African Countries at Odds over Ivory Trade
Kenya and Mali are leading an effort to block a proposal by Tanzania and Zambia to change the endangered species status of elephants and sell off stockpiles of ivory.
At a six-day meeting, kicked off today in Brussels, Kenya and Mali will try to convince some 27 CITES member countries to vote against the proposal.
Tanzania and Zambia followed official procedures when they issued their proposal for consideration at the Fifteenth Convention on International Trade in Endangered Species of Wild Fauna and Flora (CITES) Conference of the Parties in March. But Kenya and Rwanda say that because Tanzania proposed the one-off ivory sale without consulting neighbouring countries that share elephant populations, they have betrayed the ‘spirit’ of conservation in the region.

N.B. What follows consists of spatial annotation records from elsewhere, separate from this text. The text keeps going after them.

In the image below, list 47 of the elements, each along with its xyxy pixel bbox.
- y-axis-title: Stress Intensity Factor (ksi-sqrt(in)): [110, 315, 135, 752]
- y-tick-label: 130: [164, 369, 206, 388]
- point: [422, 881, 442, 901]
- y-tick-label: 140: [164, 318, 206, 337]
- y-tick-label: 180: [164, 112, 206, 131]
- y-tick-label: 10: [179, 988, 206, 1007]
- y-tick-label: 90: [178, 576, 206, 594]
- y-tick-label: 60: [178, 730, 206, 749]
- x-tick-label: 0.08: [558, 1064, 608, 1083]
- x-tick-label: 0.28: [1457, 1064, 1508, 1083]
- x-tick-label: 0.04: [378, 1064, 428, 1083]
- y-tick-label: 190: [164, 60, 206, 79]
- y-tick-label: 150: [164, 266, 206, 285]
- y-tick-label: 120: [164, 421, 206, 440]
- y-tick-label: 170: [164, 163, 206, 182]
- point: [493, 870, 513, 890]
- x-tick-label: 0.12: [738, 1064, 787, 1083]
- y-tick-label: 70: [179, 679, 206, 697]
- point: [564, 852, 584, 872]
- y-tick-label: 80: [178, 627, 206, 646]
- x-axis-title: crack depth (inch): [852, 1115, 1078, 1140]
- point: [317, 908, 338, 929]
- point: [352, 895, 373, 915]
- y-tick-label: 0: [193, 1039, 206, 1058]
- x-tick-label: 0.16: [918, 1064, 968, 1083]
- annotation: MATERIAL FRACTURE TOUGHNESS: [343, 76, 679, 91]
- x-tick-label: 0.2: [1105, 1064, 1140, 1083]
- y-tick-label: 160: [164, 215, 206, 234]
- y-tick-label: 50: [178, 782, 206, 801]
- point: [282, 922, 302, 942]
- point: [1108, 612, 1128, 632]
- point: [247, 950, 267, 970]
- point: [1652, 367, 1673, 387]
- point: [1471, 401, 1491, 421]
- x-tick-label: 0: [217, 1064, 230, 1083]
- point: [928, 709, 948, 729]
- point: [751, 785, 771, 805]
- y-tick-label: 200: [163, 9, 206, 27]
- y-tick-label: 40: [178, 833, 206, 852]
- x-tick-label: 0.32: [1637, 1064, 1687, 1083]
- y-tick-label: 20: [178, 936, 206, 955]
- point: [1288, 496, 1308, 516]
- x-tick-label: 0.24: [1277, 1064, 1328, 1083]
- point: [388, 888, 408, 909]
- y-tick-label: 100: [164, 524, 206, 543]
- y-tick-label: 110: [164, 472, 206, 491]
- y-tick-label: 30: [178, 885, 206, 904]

The proposal, which was filed on 17 November 2009, seeks to “transfer the population of the African elephant, Loxodonta africana, from Appendix I to Appendix II” of CITES. Because Appendix I species are considered to be “threatened with extinction,” trade is only permitted in exceptional circumstances. However, if the African elephant is moved to Appendix II – species that are not necessarily threatened with extinction, but could be if trade is not controlled – avenues for trade will likely be opened up.
China and Japan would likely be the sole bidding countries if the ivory goes to auction, as the two countries have convinced CITES that their domestic regulations are capable of ensuring the ivory is not re-exported. These terms are similar to those that were used during a rare 2008 CITES sanctioned ivory auction by Botswana, Namibia, South Africa and Zimbabwe (see Bridges Trade BioRes, 31 October 2008, http://ictsd.org/i/news/biores/32508/).
When Parties to CITES agreed to the 2008 auction at COP 14 in June 2007, a nine-year moratorium on future ivory auctions was included in the deal. Thus, several African countries – including Kenya, Rwanda, Congo, Ghana, Liberia, Mali, and Sierra Leone – say the current proposal should not be considered.
But Tanzania and Zambia are taking advantage of a loophole in the text, which appears to bar only countries that have already participated in a one-off ivory auction. In addition to the 2008 auction, an experimental sale of 67 tonnes of ivory by Zimbabwe, Namibia, and South Africa to Japan took place in 2007. Tanzania is proposing to sell 90 tonnes of government stockpiles originating in Tanzania, while Zambia would like to sell 22 tonnes.
The African Elephant Coalition, a group of 21 member states opposed to the ivory trade, is arguing that the CITES panel charged with assessing the risk posed to elephants is downplaying the fact that auctions such as these can lead to increases in poaching.
The CITES secretariat is required to select an independent team of experts drawn from fields such as elephant biology, wildlife trade, and law enforcement to sit on the panel. However, the Coalition has been critical of CITES’s selection process.
CITES COP 15 will take place from 13-25 March in Doha, Qatar.
ICTSD Reporting; “East African battle on sale of ivory to take centre stage at Brussels forum,” DAILY NATION; 18 January 2010; “Kenya angry with CITES over sale of ivory, ‘partisan’ secretariat,” THE EAST AFRICAN, 17 January 2010.